Best Buy’s Worst Buy: a Horrifying Statistic
How bad are things at Best Buy (BBY)? Here’s how bad: the company has spent more buying its own shares than it’s now worth.
This observation comes from Minyanville editor Michael Comeau, who tweeted that Best Buy has spent $6.4 billion on buybacks since 2008.
But it’s worth about $300 million less than that now.
Stock buybacks are supposed to cause share prices to go up, or at least that’s the idea. There are fewer shares outstanding, so there are fewer owners to share the earnings.
Unfortunately, that has not been the case for Best Buy, and the rout continues.
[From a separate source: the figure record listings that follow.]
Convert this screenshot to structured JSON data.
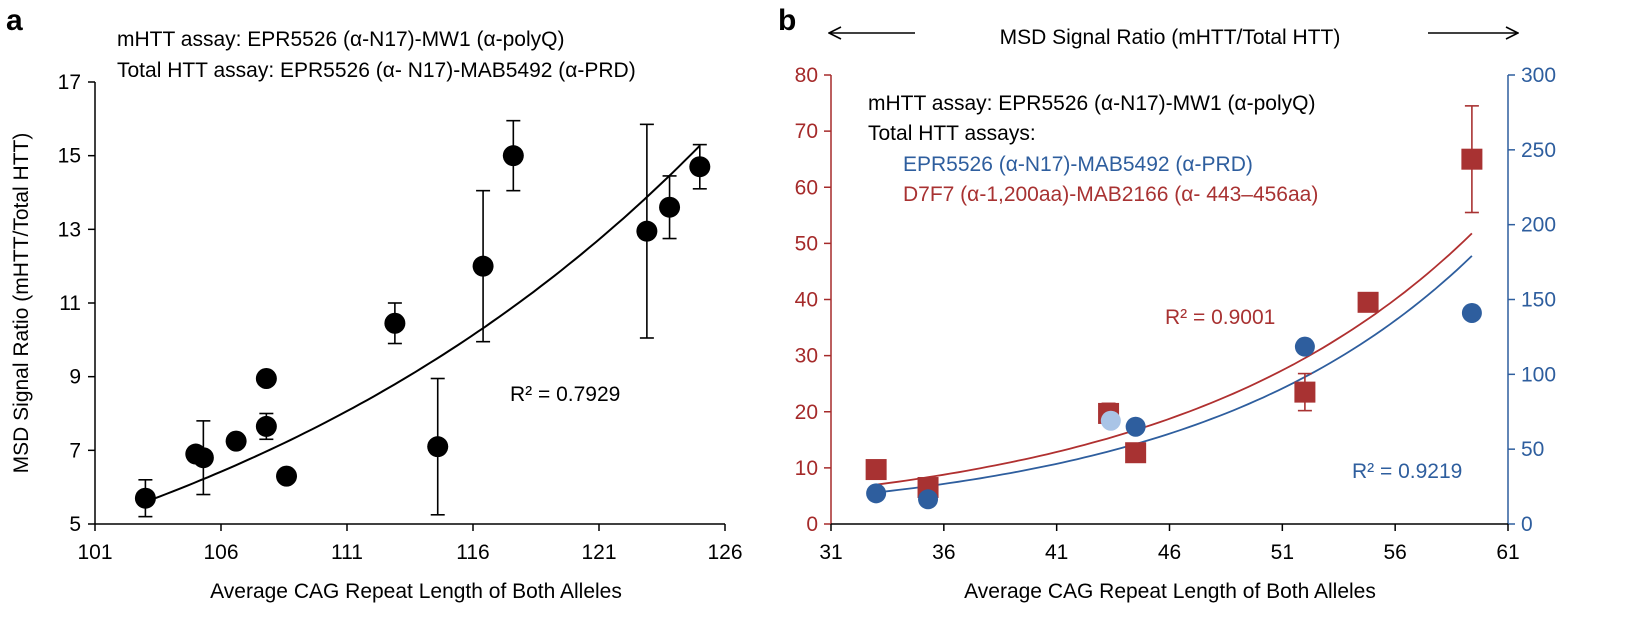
{
  "chart_data": [
    {
      "panel": "a",
      "type": "scatter",
      "title_lines": [
        "mHTT assay: EPR5526 (α-N17)-MW1 (α-polyQ)",
        "Total HTT assay: EPR5526 (α- N17)-MAB5492 (α-PRD)"
      ],
      "xlabel": "Average CAG Repeat Length of Both Alleles",
      "ylabel": "MSD Signal Ratio (mHTT/Total HTT)",
      "xlim": [
        101,
        126
      ],
      "ylim": [
        5,
        17
      ],
      "xticks": [
        "101",
        "106",
        "111",
        "116",
        "121",
        "126"
      ],
      "yticks": [
        "5",
        "7",
        "9",
        "11",
        "13",
        "15",
        "17"
      ],
      "point_color": "#000000",
      "points": [
        {
          "x": 103.0,
          "y": 5.7,
          "err": 0.5
        },
        {
          "x": 105.0,
          "y": 6.9,
          "err": null
        },
        {
          "x": 105.3,
          "y": 6.8,
          "err": 1.0
        },
        {
          "x": 106.6,
          "y": 7.25,
          "err": null
        },
        {
          "x": 107.8,
          "y": 8.95,
          "err": null
        },
        {
          "x": 107.8,
          "y": 7.65,
          "err": 0.35
        },
        {
          "x": 108.6,
          "y": 6.3,
          "err": null
        },
        {
          "x": 112.9,
          "y": 10.45,
          "err": 0.55
        },
        {
          "x": 114.6,
          "y": 7.1,
          "err": 1.85
        },
        {
          "x": 116.4,
          "y": 12.0,
          "err": 2.05
        },
        {
          "x": 117.6,
          "y": 15.0,
          "err": 0.95
        },
        {
          "x": 122.9,
          "y": 12.95,
          "err": 2.9
        },
        {
          "x": 123.8,
          "y": 13.6,
          "err": 0.85
        },
        {
          "x": 125.0,
          "y": 14.7,
          "err": 0.6
        }
      ],
      "fit": {
        "type": "exponential",
        "a": 5.6,
        "b": 0.0456,
        "x0": 103,
        "x_range": [
          103,
          125
        ]
      },
      "r_squared_label": "R² = 0.7929"
    },
    {
      "panel": "b",
      "type": "scatter",
      "header_text": "MSD Signal Ratio (mHTT/Total HTT)",
      "legend_lines": [
        "mHTT assay: EPR5526 (α-N17)-MW1 (α-polyQ)",
        "Total HTT assays:"
      ],
      "xlabel": "Average CAG Repeat Length of Both Alleles",
      "xlim": [
        31,
        61
      ],
      "ylim_left": [
        0,
        80
      ],
      "ylim_right": [
        0,
        300
      ],
      "xticks": [
        "31",
        "36",
        "41",
        "46",
        "51",
        "56",
        "61"
      ],
      "yticks_left": [
        "0",
        "10",
        "20",
        "30",
        "40",
        "50",
        "60",
        "70",
        "80"
      ],
      "yticks_right": [
        "0",
        "50",
        "100",
        "150",
        "200",
        "250",
        "300"
      ],
      "left_axis_color": "#a52a2a",
      "right_axis_color": "#2e5e9e",
      "series": [
        {
          "name": "D7F7 (α-1,200aa)-MAB2166 (α- 443–456aa)",
          "axis": "left",
          "marker": "square",
          "color": "#a83232",
          "points": [
            {
              "x": 33.0,
              "y": 9.7,
              "err": null
            },
            {
              "x": 35.3,
              "y": 6.5,
              "err": null
            },
            {
              "x": 43.3,
              "y": 19.7,
              "err": 1.8
            },
            {
              "x": 44.5,
              "y": 12.7,
              "err": 1.3
            },
            {
              "x": 52.0,
              "y": 23.5,
              "err": 3.3
            },
            {
              "x": 54.8,
              "y": 39.5,
              "err": 1.5
            },
            {
              "x": 59.4,
              "y": 65.0,
              "err": 9.5
            }
          ],
          "fit": {
            "type": "exponential",
            "a": 7.0,
            "b": 0.0758,
            "x0": 33,
            "x_range": [
              33,
              59.4
            ]
          },
          "r_squared_label": "R² = 0.9001"
        },
        {
          "name": "EPR5526 (α-N17)-MAB5492 (α-PRD)",
          "axis": "right",
          "marker": "circle",
          "color": "#2e5e9e",
          "points": [
            {
              "x": 33.0,
              "y": 20.5,
              "err": null
            },
            {
              "x": 35.3,
              "y": 16.5,
              "err": null
            },
            {
              "x": 43.4,
              "y": 69.0,
              "err": null,
              "color": "#a9c4e6"
            },
            {
              "x": 44.5,
              "y": 65.0,
              "err": null
            },
            {
              "x": 52.0,
              "y": 118.5,
              "err": null
            },
            {
              "x": 59.4,
              "y": 141.0,
              "err": 4.0
            }
          ],
          "fit": {
            "type": "exponential",
            "a": 21.0,
            "b": 0.0812,
            "x0": 33,
            "x_range": [
              33,
              59.4
            ]
          },
          "r_squared_label": "R² = 0.9219"
        }
      ]
    }
  ],
  "panel_labels": {
    "a": "a",
    "b": "b"
  }
}
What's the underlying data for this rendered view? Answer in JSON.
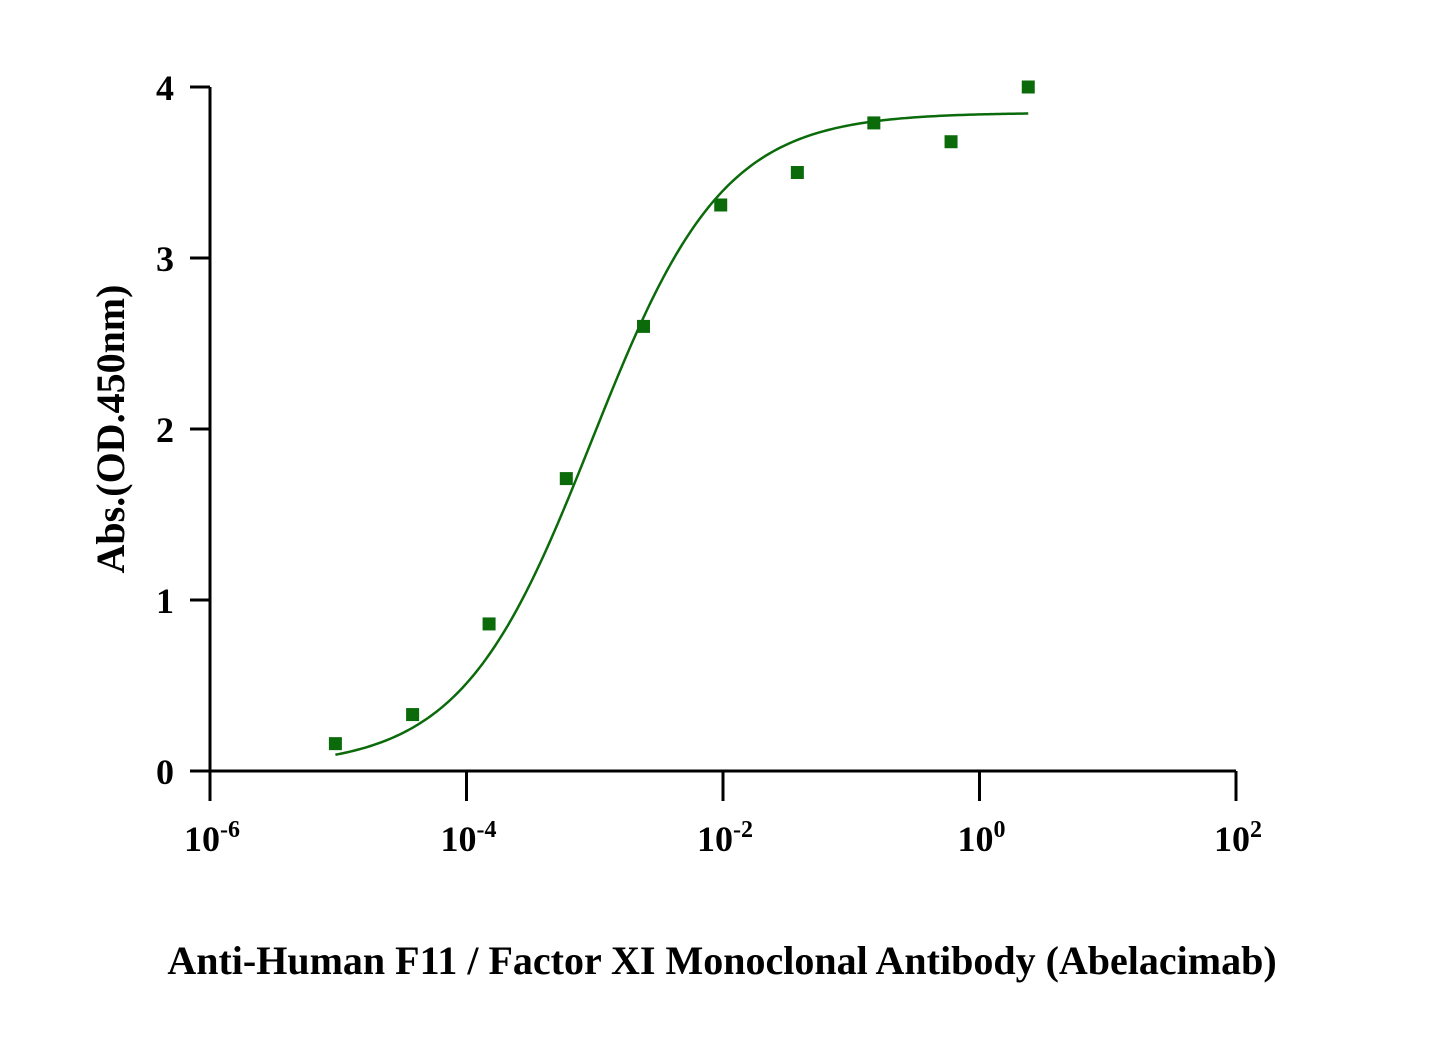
{
  "chart_data": {
    "type": "scatter",
    "title": "",
    "xlabel": "Anti-Human F11 / Factor XI Monoclonal Antibody (Abelacimab)",
    "ylabel": "Abs.(OD.450nm)",
    "xscale": "log",
    "xlim": [
      1e-06,
      100
    ],
    "ylim": [
      0,
      4
    ],
    "x_ticks": [
      {
        "base": "10",
        "exp": "-6"
      },
      {
        "base": "10",
        "exp": "-4"
      },
      {
        "base": "10",
        "exp": "-2"
      },
      {
        "base": "10",
        "exp": "0"
      },
      {
        "base": "10",
        "exp": "2"
      }
    ],
    "y_ticks": [
      "0",
      "1",
      "2",
      "3",
      "4"
    ],
    "grid": false,
    "series": [
      {
        "color": "#0b6b0b",
        "marker": "square",
        "points": [
          {
            "x": 9.5e-06,
            "y": 0.16
          },
          {
            "x": 3.8e-05,
            "y": 0.33
          },
          {
            "x": 0.00015,
            "y": 0.86
          },
          {
            "x": 0.0006,
            "y": 1.71
          },
          {
            "x": 0.0024,
            "y": 2.6
          },
          {
            "x": 0.0096,
            "y": 3.31
          },
          {
            "x": 0.038,
            "y": 3.5
          },
          {
            "x": 0.15,
            "y": 3.79
          },
          {
            "x": 0.6,
            "y": 3.68
          },
          {
            "x": 2.4,
            "y": 4.0
          }
        ],
        "fit": {
          "model": "4PL",
          "bottom": 0.02,
          "top": 3.85,
          "ec50": 0.00095,
          "hill": 0.85,
          "x_range": [
            9.5e-06,
            2.4
          ]
        }
      }
    ]
  }
}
The company announced a new chief executive, a brave man named Hubert Joly who comes from hospitality, not retail, and had to explain to the StarTribune, “I’m not suicidal.” Meanwhile Best Buy reported second-quarter earnings that were even worse than expected. Net earnings were $12 million, down from $150 million last year. Domestic same-store sales fell 1.6% versus the year-ago quarter’s 14% gain. Amazon (AMZN) is murdering Best Buy.
Best Buy also announced that it had repurchased another 6.3 million shares last quarter for an average price of $19.28.
“The company has suspended its share repurchases for fiscal 2013 as it goes through the transition to a new CEO,” it reported.
That may be the only good news. Richard Schultze’s buyout offer, which YCharts said to take, is looking better and better.